The IAP comprises representatives of developing countries, donors, multilateral agencies, civil society and the private sector. It was created in 2007 to advise UNESCO on achieving maximum political momentum and concerted effort through the EFA movement.
In his opening remarks the Director-General focused on three recent developments which he said gave reason for “renewed optimism”. The first were the outcomes of the G8 Summit in Hokkaido. Mr Matsuura welcomed the renewed commitment to EFA, particularly in Africa, and the pledge made by G8 leaders to continue efforts to meet the estimated US$1 billion shortfall in Fast Track Initiative countries. The Director-General also noted as encouraging the European Union’s Agenda for Action on the MDGs, which he said showed “a clear commitment on the part of EU Member States to help bridge the EFA financing gap”. However, he regretted that the G8 and EU did not make quantitative pledges to increase funding for basic education. Mr Matsuura pointed out that on the basis of past promises, aid to basic education would still only reach at most US$6 billion annually by 2010. “This leaves a huge impending shortfall that must be met by new commitments if the EFA goals are to be achieved on target”, he said.
The second positive development was the increasing emphasis on the quality of education. “With far too many children not learning the curriculum basics and/or dropping out before the end of primary school, quality and teacher training remain priority issues”, the Director-General underscored. He announced that filling the teacher gap will be a key focus of the next meeting of the EFA High-Level Group in Oslo in December.
Finally, Mr Matsuura referred to progress in aid effectiveness. “The 2005 Paris Declaration has created powerful momentum to change the way developing countries and donors are working together on the ground”, he stated, referring in particular to the outcome of the recent High Level Forum on Aid Effectiveness held in Accra, Ghana, where all partners expressed a strong commitment to make aid work better for achieving international development goals. Nonetheless, the Director-General noted that important challenges still remained, notably in providing more long-term and predictable funding and better targeting aid to those countries most in need. Mr Matsuura explained that the conclusions of the Ghana Forum would be brought forward to the UN Secretary-General’s High-Level Event on the MDGs, which the Director-General will attend next week in New York.
“Evidence shows that we are making progress, but not nearly fast enough. While significant advances have been made towards universal primary education and gender equality, the picture for the other EFA goals is less promising. Adult literacy and early childhood care and education (ECCE), in particular, have suffered from relative neglect in both donor and developing country policies, despite their proven impact on poverty reduction, health and sustainable development.
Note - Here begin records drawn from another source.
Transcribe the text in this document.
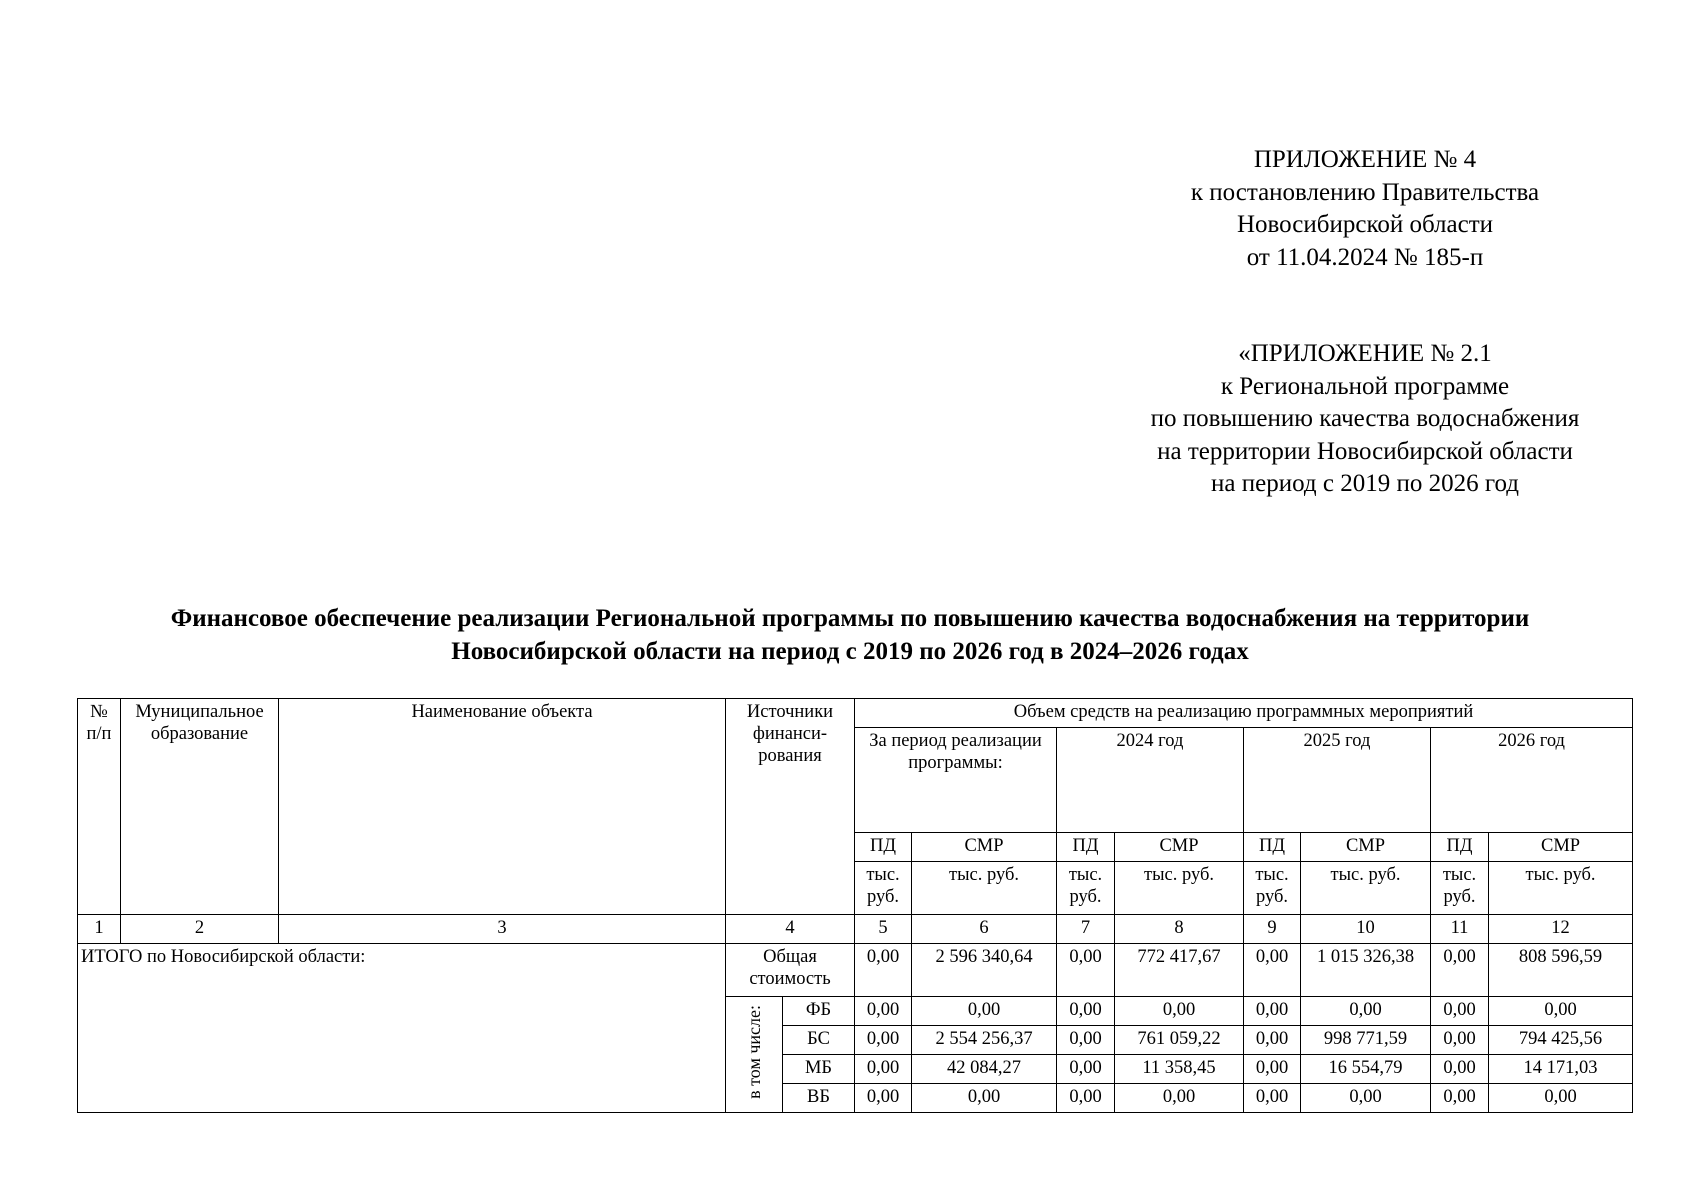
ПРИЛОЖЕНИЕ № 4
к постановлению Правительства
Новосибирской области
от 11.04.2024 № 185-п
«ПРИЛОЖЕНИЕ № 2.1
к Региональной программе
по повышению качества водоснабжения
на территории Новосибирской области
на период с 2019 по 2026 год
Финансовое обеспечение реализации Региональной программы по повышению качества водоснабжения на территории
Новосибирской области на период с 2019 по 2026 год в 2024–2026 годах
№ п/п	Муниципальное образование	Наименование объекта	Источники финанси-рования		Объем средств на реализацию программных мероприятий							
					За период реализации программы:		2024 год		2025 год		2026 год	
					ПД	СМР	ПД	СМР	ПД	СМР	ПД	СМР
					тыс. руб.	тыс. руб.	тыс. руб.	тыс. руб.	тыс. руб.	тыс. руб.	тыс. руб.	тыс. руб.
1	2	3	4		5	6	7	8	9	10	11	12
ИТОГО по Новосибирской области:			Общая стоимость		0,00	2 596 340,64	0,00	772 417,67	0,00	1 015 326,38	0,00	808 596,59
			в том числе:	ФБ	0,00	0,00	0,00	0,00	0,00	0,00	0,00	0,00
				БС	0,00	2 554 256,37	0,00	761 059,22	0,00	998 771,59	0,00	794 425,56
				МБ	0,00	42 084,27	0,00	11 358,45	0,00	16 554,79	0,00	14 171,03
				ВБ	0,00	0,00	0,00	0,00	0,00	0,00	0,00	0,00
UNESCO shall continue to advocate strongly for these neglected issues and requires your assistance in their promotion”, Mr Matsuura said in conclusion. In this context he referred to the importance of the upcoming High-Level Group meeting in Oslo. “We must collaborate to ensure that the Oslo meeting is a success in putting forth concrete priority actions on financing, on management and on teachers. Let us not forget that every day to 2015 counts. We need to transform words into actions”.